Thursday, April 26, 2012

Navy Sets Anchor in Middle of Ohio, Again

There are bound to be some chuckles at the possible headlines tomorrow on this one.

A high-profile ribbon cutting at the Aerospace Center today will see workload for the U.S. Navy officially anchored at Heath, Ohio.  Right in the middle of Ohio.

The thought of Navy sub navigator work being done in a place more than 450 miles away from the nearest place to where a sub can navigate could be humorous to some.

Plus, the headlines may mention that the work is being done at a port authority facility.  That mere phrase evokes thoughts of a Norfolk or Long Beach, not Licking County, Ohio where the Port Authority's closest water source is a lazy little creek.

Truth is, the Navy has been here before. 

In 1981, the Newark Air Force Base newspaper, On Target, reported on the study and competition done that resulted in the decision to bring the Electrostatically Supported Gyro Navigator (ESGN) repair workload to Heath the first time.  It stayed until BRAC '93 and base closure caused the Navy to pull anchor in 1994.  So, this is legacy workload.

Truth is, this work on Navy sub navigation systems is old hat to Heath.

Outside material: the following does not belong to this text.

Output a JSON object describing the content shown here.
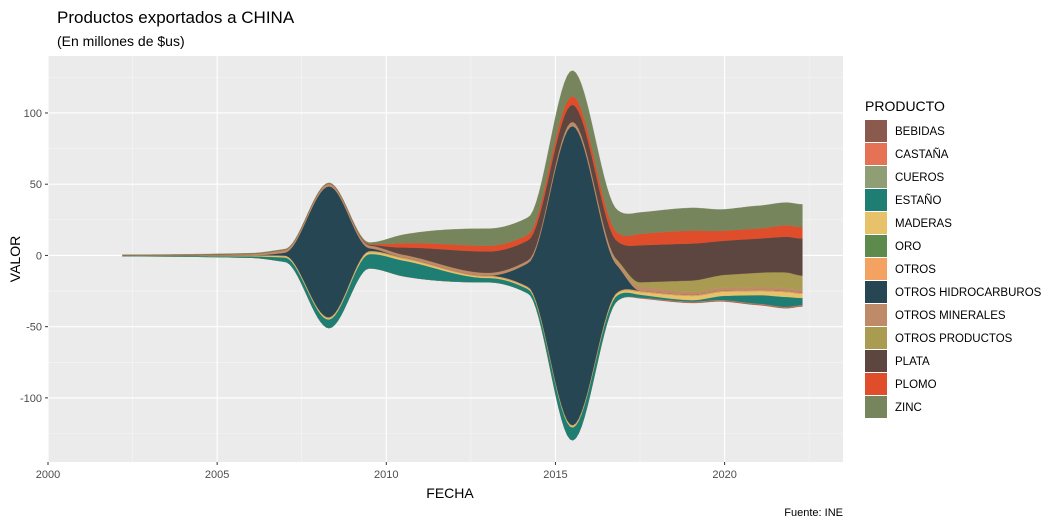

It's the same type of high-tech, precision work that has been done here in Licking County for 50 years.

Welcome back, Admiral.  Welcome back to port.

1 comment:

  1. The Navy has installations in China Lake, California in the middle of the desert (not to far from Death Valley). There are Native American petroglyphs on the base. You need permission to take an escorted four-wheel drive ride and then hike to see them.